Ce sont des choses qui se construisent dans la durée mais aujourd’hui il faut aller le plus vite possible. Il faut aussi regarder d’où l’on vient. Lorsque j’ai commencé à m’intéresser il y a 20 ans à la lutte contre les changements climatiques, les gens confondaient l’effet de serre et les pluies acides. Sur les enjeux environnementaux, le paradoxe c’est que ça va à la fois très lentement au niveau des Etats et très vite au niveau de la nature.

 Si vous étiez encore ministre de l’environnement qu’auriez-vous fait différemment de Ségolène Royal qui est actuellement en poste ?

Je trouve dommage que ce gouvernement ait renoncé à organiser les négociations climatiques sous la tutelle du ministère de l’écologie. En 2007, les négociations étaient menées par le ministère de l’écologie, alors que François Hollande a choisi de les remettre au quai d’Orsay. C’est une erreur, cela permettait de mettre de la cohérence.

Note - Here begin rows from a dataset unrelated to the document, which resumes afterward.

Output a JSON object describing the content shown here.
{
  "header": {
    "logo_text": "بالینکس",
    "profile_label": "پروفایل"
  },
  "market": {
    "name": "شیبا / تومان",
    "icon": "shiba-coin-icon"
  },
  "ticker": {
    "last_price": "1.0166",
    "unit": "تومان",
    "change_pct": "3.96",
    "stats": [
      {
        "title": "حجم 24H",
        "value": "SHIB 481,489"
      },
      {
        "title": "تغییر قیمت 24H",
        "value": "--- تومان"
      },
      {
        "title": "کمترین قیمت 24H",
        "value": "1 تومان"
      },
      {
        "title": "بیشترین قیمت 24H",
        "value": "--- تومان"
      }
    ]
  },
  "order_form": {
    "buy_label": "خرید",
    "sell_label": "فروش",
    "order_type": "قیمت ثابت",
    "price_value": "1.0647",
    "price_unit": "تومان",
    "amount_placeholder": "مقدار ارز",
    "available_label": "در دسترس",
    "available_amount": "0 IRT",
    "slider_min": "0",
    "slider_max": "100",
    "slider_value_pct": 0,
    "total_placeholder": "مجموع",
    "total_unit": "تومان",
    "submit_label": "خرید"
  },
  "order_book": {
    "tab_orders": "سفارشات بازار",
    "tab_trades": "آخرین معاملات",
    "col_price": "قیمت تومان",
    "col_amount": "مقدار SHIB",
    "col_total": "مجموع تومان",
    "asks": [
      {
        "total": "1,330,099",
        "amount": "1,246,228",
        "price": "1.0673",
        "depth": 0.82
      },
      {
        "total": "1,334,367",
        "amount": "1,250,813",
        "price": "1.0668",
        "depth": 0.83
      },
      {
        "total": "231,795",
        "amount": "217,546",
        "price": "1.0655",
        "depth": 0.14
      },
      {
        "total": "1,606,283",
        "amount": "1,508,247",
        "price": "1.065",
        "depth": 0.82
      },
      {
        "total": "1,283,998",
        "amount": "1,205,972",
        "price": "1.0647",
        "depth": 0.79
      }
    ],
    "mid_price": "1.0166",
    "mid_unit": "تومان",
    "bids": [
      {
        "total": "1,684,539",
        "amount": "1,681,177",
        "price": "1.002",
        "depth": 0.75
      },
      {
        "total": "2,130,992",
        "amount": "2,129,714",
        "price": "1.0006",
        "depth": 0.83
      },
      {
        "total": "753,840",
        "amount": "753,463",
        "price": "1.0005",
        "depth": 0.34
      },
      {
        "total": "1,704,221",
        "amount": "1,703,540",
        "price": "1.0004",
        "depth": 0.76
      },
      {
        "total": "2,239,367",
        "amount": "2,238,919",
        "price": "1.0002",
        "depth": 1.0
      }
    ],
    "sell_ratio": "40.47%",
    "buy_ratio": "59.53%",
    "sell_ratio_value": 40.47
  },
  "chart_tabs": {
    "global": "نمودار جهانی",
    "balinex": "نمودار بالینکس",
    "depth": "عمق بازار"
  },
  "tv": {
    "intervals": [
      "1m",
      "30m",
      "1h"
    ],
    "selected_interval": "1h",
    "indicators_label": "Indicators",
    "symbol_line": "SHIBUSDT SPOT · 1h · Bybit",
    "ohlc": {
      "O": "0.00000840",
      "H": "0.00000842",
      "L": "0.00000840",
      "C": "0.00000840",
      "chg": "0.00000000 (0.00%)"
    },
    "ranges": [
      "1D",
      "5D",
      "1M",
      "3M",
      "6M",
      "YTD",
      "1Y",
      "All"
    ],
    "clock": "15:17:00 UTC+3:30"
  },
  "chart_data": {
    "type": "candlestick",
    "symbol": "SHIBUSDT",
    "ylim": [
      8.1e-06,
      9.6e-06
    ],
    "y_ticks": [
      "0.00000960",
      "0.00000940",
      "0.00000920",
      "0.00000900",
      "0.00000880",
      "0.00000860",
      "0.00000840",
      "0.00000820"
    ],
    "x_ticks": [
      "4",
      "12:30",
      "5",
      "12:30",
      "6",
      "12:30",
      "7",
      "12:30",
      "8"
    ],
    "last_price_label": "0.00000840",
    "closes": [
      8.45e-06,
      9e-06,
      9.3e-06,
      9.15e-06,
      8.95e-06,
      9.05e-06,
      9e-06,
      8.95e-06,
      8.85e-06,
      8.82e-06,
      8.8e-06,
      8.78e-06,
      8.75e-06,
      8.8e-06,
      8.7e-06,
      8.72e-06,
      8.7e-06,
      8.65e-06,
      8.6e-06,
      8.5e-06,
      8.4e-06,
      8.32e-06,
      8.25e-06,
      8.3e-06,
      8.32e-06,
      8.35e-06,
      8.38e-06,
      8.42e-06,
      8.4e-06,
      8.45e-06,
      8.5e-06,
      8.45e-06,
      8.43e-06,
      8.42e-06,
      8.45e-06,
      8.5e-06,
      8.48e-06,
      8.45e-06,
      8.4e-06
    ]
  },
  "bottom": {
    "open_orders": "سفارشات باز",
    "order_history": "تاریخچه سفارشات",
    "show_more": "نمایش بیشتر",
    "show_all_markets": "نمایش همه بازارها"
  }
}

Par ailleurs, je regrette également l’abandon de l’écotaxe. Il ne se passe rien en matière d’écologie au niveau national, ce n’est pas bon en terme de crédibilité au moment des négociations internationales.

Justement sur le plan national, à Paris où vous étiez candidate pour la mairie, Anne Hidalgo s’est prononcée en faveur d’un Paris sans diesel. Ça vous parait possible ?

Cela aurait été mieux si ça avait été anticipé et travaillé en amont! Anne Hidalgo a été première adjointe de Bertrand Delanoë pendant 14 ans. 14 années pendant lesquelles ils ont acheté des véhicules diesels. La ville de Paris a pris énormément de retard alors que ces politiques publiques ne peuvent s’envisager que dans la durée.

A part vous, la droite est restée très silencieuse durant cette Cop 21. Nicolas Sarkozy a nommé Maud Fontenoy en charge l’environnement au sein de votre parti. Une personne pro gaz de schiste et pro diesel. Quel signal a-t-il envoyé ?

J’ai des désaccords avec Maud Fontenoy sur le fond des positions. Mais ce qu’il y a d’important, c’est que la droite reste très mobilisée sur les questions environnementales car elle a dans l’histoire politique de notre pays toujours été à l’origine des grandes réformes en faveur de l’environnement. De la charte de l’environnement au Grenelle.

Peut-on dire que la planète est en «Etat d’urgence» ?

Oui bien sûr ! Mais il ne suffit pas de le scander. Il faut se donner les moyens d’agir.